Si l’objectif du législateur est véritablement d’apporter une modification à ce qui se fait à l’heure actuelle au Québec, alors un changement doit être apporté aussi au vocabulaire de son projet de loi. Les mots utilisés dans ce dernier seront ceux qui seront repris par les journalistes, donc par ceux qui les lisent ou les écoutent. Ils sont ceux qui seront repris par les inspecteurs et donc par ceux à qui ils rendent visite. Ils continueront d’être ceux utilisés par les citoyens. Les mots de la future loi devraient respecter le nouveau statut qu’elle accordera aux animaux, sinon le texte juridique sera le reflet non pas de la nature sensible de ces derniers, mais de la pratique tortueuse qui permet que l’on dise chasser l’orignal pour tuer des orignaux et pêcher la truite pour tuer des truites.

Les intentions annoncées du projet de loi peuvent être questionnées non seulement dans le choix des mots, mais aussi dans la cohérence de ses articles.

Prendre de la main droite ce que la main gauche a donné

Nous constatons que des articles du projet de loi viennent tempérer des droits définis dans d’autres, sinon les annuler. L’article 3 du chapitre I va jusqu’à donner au gouvernement la possibilité d’« exempter de l’application de tout ou partie de la présente loi ou de ses règlements, une personne, une espèce ou une race d’animal, un type d’activités ou d’établissements ou une région géographique qu’il détermine. » C’est ouvrir la porte à l’interprétation et à l’arbitraire, inacceptables en tout temps, mais plus encore quand ils sont dirigés à l’encontre d’êtres sensibles.

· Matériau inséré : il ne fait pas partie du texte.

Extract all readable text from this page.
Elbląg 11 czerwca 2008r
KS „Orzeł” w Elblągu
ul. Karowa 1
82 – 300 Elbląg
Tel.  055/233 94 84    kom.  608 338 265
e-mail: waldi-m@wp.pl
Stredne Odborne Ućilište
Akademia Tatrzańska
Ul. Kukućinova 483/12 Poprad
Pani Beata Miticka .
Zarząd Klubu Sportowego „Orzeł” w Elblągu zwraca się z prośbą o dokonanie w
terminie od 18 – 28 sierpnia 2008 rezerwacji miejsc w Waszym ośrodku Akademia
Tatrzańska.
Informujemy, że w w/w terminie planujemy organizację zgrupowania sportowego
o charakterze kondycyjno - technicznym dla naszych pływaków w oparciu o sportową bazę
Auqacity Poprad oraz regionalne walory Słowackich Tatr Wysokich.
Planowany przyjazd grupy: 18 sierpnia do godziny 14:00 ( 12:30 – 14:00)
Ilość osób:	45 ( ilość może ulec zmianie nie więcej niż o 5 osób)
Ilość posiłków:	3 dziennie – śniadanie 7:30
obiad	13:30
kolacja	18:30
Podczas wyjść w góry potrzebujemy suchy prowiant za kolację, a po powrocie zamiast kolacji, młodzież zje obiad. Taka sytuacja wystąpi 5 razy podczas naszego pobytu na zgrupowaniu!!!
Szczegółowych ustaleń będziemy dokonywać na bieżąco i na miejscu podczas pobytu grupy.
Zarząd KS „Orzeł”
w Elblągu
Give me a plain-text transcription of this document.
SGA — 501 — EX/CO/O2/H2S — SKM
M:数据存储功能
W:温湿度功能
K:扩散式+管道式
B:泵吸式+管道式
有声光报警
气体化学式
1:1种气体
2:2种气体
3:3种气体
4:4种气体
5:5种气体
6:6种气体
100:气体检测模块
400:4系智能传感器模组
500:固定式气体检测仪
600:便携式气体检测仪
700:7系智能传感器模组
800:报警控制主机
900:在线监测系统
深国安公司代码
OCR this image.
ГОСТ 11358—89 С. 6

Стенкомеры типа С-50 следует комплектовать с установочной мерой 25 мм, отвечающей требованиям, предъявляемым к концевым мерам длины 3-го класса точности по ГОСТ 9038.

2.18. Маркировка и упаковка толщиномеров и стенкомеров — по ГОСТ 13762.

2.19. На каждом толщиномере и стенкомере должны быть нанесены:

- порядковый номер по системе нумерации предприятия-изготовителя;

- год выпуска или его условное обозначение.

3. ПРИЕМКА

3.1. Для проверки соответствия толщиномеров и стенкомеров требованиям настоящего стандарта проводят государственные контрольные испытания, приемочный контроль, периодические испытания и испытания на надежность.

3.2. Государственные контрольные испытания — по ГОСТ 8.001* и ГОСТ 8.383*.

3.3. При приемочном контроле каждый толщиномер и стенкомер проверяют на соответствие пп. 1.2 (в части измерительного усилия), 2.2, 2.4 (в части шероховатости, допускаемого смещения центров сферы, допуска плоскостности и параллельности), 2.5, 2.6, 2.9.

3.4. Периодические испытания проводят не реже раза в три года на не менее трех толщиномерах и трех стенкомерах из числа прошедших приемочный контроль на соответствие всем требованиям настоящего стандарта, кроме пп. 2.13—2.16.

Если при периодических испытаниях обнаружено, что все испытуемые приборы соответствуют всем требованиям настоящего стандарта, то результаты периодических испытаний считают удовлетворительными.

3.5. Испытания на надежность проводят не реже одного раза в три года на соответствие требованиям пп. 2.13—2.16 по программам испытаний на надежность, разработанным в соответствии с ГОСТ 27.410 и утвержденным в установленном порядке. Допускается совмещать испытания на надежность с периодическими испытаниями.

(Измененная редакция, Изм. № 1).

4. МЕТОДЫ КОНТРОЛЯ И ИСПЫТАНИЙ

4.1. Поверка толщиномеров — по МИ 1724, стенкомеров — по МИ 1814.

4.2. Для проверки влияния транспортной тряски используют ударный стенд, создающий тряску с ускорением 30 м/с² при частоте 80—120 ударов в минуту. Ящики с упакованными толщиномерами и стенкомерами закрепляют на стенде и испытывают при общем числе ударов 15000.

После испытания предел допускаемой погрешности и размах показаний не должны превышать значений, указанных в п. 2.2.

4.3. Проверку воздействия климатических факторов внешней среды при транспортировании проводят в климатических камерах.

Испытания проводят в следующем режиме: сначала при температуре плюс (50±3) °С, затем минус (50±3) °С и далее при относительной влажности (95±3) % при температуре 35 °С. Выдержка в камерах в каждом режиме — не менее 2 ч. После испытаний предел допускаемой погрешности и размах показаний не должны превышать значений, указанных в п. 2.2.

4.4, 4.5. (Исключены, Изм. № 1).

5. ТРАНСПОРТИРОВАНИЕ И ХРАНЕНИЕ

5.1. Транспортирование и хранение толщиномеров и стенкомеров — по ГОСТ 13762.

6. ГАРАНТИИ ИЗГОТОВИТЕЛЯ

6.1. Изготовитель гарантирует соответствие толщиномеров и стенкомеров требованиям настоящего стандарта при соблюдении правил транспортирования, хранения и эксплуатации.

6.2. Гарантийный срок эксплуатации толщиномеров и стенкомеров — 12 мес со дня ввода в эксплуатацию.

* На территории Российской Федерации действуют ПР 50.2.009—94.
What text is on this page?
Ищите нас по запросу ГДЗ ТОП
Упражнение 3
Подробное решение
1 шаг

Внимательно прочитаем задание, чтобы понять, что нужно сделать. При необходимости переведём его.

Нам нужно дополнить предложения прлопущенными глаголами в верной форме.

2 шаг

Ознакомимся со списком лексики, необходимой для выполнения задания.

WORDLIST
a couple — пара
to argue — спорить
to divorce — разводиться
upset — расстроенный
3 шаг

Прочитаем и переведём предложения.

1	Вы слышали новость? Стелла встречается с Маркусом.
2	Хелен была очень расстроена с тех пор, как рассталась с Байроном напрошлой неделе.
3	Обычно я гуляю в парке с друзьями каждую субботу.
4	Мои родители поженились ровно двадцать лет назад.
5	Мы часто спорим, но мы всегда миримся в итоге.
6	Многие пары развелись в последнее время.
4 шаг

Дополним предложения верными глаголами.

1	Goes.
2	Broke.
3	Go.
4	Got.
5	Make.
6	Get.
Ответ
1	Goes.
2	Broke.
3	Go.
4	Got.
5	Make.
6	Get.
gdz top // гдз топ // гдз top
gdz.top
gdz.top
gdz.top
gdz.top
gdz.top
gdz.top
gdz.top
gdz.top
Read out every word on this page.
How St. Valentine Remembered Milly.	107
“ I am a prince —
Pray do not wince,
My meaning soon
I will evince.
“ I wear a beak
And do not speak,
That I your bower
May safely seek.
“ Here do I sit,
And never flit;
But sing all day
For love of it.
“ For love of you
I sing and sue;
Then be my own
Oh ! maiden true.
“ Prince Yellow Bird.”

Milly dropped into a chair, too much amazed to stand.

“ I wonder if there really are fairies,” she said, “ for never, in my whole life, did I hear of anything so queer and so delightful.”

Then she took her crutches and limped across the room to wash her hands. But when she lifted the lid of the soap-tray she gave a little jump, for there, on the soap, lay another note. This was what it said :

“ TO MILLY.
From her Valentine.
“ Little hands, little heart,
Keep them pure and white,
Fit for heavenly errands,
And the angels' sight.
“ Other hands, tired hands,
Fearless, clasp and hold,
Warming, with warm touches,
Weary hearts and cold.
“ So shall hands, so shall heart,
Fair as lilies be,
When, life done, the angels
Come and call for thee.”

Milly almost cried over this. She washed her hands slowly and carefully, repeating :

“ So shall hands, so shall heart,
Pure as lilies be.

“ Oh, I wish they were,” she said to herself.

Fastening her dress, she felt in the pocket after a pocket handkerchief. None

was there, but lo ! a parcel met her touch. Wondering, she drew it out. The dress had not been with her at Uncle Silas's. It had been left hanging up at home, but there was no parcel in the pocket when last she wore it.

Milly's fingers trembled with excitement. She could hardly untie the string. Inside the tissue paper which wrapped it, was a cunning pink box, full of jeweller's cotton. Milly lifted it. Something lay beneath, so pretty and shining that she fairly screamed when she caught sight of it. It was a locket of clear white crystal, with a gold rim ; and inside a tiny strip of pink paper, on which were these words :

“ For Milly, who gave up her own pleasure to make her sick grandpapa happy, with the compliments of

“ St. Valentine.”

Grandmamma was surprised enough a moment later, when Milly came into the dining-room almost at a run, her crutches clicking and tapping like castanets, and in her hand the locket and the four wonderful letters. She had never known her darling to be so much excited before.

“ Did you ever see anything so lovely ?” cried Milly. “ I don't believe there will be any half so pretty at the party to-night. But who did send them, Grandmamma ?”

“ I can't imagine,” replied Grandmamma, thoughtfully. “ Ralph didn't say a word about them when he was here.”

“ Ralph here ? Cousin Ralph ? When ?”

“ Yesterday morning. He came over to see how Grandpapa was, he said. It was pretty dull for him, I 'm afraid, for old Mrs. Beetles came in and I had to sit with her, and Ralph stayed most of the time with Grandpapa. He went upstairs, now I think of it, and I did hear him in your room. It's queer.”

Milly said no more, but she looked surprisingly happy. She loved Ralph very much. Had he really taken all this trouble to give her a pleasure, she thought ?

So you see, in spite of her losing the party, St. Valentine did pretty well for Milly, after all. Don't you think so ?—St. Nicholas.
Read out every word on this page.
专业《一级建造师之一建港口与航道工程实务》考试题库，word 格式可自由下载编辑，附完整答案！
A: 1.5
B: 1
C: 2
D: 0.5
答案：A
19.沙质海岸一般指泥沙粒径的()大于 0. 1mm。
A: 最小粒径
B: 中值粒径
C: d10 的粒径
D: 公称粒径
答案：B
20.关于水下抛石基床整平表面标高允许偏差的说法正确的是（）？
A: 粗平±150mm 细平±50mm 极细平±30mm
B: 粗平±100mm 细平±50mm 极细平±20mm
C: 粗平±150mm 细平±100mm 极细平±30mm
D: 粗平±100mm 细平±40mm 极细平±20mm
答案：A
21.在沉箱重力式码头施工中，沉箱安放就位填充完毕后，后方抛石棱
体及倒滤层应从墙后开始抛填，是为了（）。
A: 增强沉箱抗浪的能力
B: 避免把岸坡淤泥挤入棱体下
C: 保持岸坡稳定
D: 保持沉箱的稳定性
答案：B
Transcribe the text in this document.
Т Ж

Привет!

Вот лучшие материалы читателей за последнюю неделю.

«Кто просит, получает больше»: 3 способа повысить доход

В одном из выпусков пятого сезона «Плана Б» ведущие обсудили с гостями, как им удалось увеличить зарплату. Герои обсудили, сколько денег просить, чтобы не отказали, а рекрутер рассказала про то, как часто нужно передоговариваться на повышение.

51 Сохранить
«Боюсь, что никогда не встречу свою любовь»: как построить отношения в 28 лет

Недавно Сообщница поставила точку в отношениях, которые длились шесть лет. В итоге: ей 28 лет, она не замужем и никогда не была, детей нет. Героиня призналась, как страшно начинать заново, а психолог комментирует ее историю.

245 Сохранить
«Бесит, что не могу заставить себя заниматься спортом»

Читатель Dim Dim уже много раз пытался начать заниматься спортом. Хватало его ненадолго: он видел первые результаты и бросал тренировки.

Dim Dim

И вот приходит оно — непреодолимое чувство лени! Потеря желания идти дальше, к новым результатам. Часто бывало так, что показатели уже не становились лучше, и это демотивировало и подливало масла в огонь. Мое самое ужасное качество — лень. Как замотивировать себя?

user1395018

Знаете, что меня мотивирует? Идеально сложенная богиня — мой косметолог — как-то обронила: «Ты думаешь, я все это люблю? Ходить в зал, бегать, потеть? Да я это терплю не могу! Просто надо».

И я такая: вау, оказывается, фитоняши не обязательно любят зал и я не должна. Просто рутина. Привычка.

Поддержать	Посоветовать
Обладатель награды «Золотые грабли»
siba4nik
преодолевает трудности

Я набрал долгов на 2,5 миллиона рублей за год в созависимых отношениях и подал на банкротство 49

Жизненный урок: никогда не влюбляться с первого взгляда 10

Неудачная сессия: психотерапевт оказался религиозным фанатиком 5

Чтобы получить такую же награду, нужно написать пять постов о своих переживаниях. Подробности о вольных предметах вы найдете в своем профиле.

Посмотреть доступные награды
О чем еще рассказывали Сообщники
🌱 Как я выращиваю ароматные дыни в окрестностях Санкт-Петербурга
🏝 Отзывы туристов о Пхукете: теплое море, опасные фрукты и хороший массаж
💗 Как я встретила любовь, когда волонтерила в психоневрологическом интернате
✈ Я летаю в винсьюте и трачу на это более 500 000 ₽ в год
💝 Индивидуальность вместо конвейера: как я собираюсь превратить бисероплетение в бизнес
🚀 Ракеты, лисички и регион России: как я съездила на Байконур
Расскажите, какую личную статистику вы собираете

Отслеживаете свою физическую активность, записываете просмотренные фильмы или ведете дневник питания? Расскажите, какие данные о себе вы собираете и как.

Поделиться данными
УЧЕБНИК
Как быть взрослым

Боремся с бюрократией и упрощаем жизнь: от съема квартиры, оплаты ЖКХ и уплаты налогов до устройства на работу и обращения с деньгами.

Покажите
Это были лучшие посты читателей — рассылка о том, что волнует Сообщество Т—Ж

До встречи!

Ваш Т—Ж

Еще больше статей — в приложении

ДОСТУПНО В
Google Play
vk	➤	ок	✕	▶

L’article 7, chapitre II, quant à lui, vient rayer toute prétention au bien-être, à la sécurité et à la quiétude de milliards d’animaux au Québec que les articles 5 et 6, du même chapitre, accordent pourtant à d’autres. Ainsi, les poules, vaches, veaux, cochons, moutons, poissons, rats, souris, chiens, chats, primates non humainsvii, animaux à but lucratif pour les agriculteurs, les enseignants et les chercheurs québécois, pourront continuer de servir aux besoins de l’agriculture, de l’enseignement et de la recherche scientifique. L’article 7 précise même qu’ils peuvent être abattus ou euthanasiés, mais se veut aussi rassurant en ajoutant que si les dispositions des articles 5 et 6 demeurent permises sur ces animaux, elles ne doivent pas constituer « des pratiques ou des procédures interdites par la loi ou ses règlements et doivent être exercées selon les règles généralement reconnues ». Aucune précision sur ces règles généralement reconnues n’est offerte, mais l’on peut d’expérience comprendre que si elles existent, elles ne sont pas appliquées, sinon rarement. Les images captées en caméra cachée dans les abattoirs du Québec et la piètre réputation de la province en matière de bien-être animal en sont la preuve par mille.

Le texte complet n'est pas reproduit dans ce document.